Momentum Builds for Tokenised Sukuk
Tokenisation - the process of converting sukuk into digital units recorded on a blockchain - allows investors to hold fractional ownership and access faster, more transparent settlement. This improves liquidity and opens the market to a wider range of investors.
Bashar Al Natoor, Managing Director and Global Head of Islamic Finance at Fitch Ratings, notes that GCC countries are already experimenting with digital approaches:
The UAE recently introduced its retail sukuk programme, following similar steps taken earlier by Saudi Arabia.
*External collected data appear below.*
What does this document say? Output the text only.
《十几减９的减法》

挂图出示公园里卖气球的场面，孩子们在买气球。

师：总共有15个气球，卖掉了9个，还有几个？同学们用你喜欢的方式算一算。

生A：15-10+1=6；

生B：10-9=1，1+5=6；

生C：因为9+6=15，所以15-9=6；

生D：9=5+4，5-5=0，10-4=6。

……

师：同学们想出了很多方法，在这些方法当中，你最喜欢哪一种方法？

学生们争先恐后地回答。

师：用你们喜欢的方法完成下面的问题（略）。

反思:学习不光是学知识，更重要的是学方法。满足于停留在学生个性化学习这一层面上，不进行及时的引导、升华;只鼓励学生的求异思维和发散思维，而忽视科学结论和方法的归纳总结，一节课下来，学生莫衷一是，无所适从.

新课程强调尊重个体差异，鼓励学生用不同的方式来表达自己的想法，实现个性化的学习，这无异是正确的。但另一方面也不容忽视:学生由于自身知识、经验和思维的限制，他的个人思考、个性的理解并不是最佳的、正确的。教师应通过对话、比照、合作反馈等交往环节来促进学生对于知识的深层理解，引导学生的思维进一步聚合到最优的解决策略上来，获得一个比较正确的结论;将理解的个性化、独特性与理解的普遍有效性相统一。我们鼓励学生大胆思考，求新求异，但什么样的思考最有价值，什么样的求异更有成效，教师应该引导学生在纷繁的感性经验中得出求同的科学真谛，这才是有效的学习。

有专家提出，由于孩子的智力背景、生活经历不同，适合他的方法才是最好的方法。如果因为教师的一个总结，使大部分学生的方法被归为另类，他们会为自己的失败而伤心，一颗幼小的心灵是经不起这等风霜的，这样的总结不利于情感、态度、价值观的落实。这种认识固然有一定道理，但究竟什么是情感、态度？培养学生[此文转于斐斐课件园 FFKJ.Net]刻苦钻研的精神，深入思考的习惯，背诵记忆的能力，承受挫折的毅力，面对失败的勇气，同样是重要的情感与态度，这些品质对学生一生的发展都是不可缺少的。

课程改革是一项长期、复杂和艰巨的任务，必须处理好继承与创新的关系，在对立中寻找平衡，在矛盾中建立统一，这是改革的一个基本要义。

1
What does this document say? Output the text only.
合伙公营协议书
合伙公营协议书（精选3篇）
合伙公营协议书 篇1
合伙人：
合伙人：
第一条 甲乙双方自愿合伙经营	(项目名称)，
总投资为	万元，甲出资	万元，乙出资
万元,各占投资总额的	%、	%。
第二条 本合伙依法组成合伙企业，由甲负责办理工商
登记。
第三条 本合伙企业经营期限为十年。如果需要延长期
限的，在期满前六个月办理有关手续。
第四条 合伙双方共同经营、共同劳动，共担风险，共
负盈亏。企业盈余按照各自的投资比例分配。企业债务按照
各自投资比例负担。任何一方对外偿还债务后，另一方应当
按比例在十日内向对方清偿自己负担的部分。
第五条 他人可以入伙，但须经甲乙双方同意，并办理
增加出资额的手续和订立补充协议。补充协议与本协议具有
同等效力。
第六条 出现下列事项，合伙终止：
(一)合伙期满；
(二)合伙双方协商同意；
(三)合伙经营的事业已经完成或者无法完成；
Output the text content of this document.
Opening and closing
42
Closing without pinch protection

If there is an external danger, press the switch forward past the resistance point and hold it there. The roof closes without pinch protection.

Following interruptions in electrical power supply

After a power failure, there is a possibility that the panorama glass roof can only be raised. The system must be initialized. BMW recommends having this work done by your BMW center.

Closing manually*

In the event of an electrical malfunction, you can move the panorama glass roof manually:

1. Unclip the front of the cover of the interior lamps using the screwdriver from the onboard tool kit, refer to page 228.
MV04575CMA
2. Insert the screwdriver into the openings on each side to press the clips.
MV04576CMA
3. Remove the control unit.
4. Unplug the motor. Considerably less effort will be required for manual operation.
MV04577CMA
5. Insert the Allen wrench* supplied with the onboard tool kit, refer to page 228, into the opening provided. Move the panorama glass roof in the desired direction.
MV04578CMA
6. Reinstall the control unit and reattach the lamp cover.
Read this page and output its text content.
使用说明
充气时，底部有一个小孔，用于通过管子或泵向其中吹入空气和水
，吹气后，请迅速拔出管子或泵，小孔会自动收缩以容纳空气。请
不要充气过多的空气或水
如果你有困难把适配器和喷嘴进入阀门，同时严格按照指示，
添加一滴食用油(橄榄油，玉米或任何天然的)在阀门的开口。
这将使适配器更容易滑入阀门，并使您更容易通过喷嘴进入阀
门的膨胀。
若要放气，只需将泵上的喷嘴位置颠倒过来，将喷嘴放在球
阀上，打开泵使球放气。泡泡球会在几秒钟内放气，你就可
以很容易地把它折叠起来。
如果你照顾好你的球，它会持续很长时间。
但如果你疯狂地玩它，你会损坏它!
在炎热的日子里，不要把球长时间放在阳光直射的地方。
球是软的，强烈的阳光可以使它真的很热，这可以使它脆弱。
He emphasises that tokenisation is gaining traction, but adoption will likely progress gradually. The pace of the shift will depend on regulatory guidance, market readiness, and Shariah boards’ acceptance of new digital structures. “Do we have the green light to go ahead with these structures or not?” he asks - highlighting that tokenised sukuk are still untested at large scale.
ESG and Sustainability Sukuk: Slow but Steady Growth
Natoor also points to growing interest in sustainability-linked sukuk within the GCC. Although an immediate emergence of “blue sukuk” - similar to blue bonds used for ocean-related projects - is unlikely, the broader ESG trend is expected to strengthen.
The region’s robust pipeline and policy direction suggest that green and sustainability sukuk will continue to gain importance over the next few years.
Smart Sukuk: Digital Innovation in Practice
The shift toward digital sukuk aligns with strong DCM (debt capital markets) activity in the GCC. Fitch expects this momentum to extend into 2026, with outstanding issuances surpassing $1 trillion by Q3 2025.
Several GCC markets have already taken concrete steps:
Bahrain
One of the earliest adopters, Bahrain supported the creation of a blockchain-based platform by Inablr in 2021. Through the central bank’s regulatory sandbox, the startup enabled investors to buy sukuk and bonds with as little as $1,000.
United Arab Emirates
The UAE's retail sukuk programme allows individual investors to participate in government-backed T-Sukuk with a starting investment of AED 4,000 (~$1,089). In early 2025, Abu Dhabi Islamic Bank (ADIB) became the first local bank to launch a Smart Sukuk initiative, integrating digital issuance and blockchain-enabled features.
Saudi Arabia
The Kingdom has taken a proactive regulatory stance. The Capital Market Authority (CMA) and the Saudi Central Bank (SAMA) have introduced programmes to support digital sukuk financing and fintech innovations. Saudi venture capital is also moving into the space. In July, Tali Ventures, the investment arm of STC Group, led an undisclosed round in Tarmeez Capital, a fintech firm specialising in sukuk and debt instruments.
Global Issuance Outlook: Strong Growth Ahead
Fitch forecasts that sukuk issuance in 2025 will surpass 2024 levels. In the first three quarters of 2025 alone, approximately $80 billion in sukuk were issued across the core Islamic finance markets - the GCC, Malaysia, Indonesia, Türkiye, and Pakistan. This represents a 22% quarter-on-quarter and 89% year-on-year increase. With strong government support, rising investor demand, and advances in digital infrastructure, tokenised and smart sukuk are poised to become major pillars of the GCC’s future capital markets.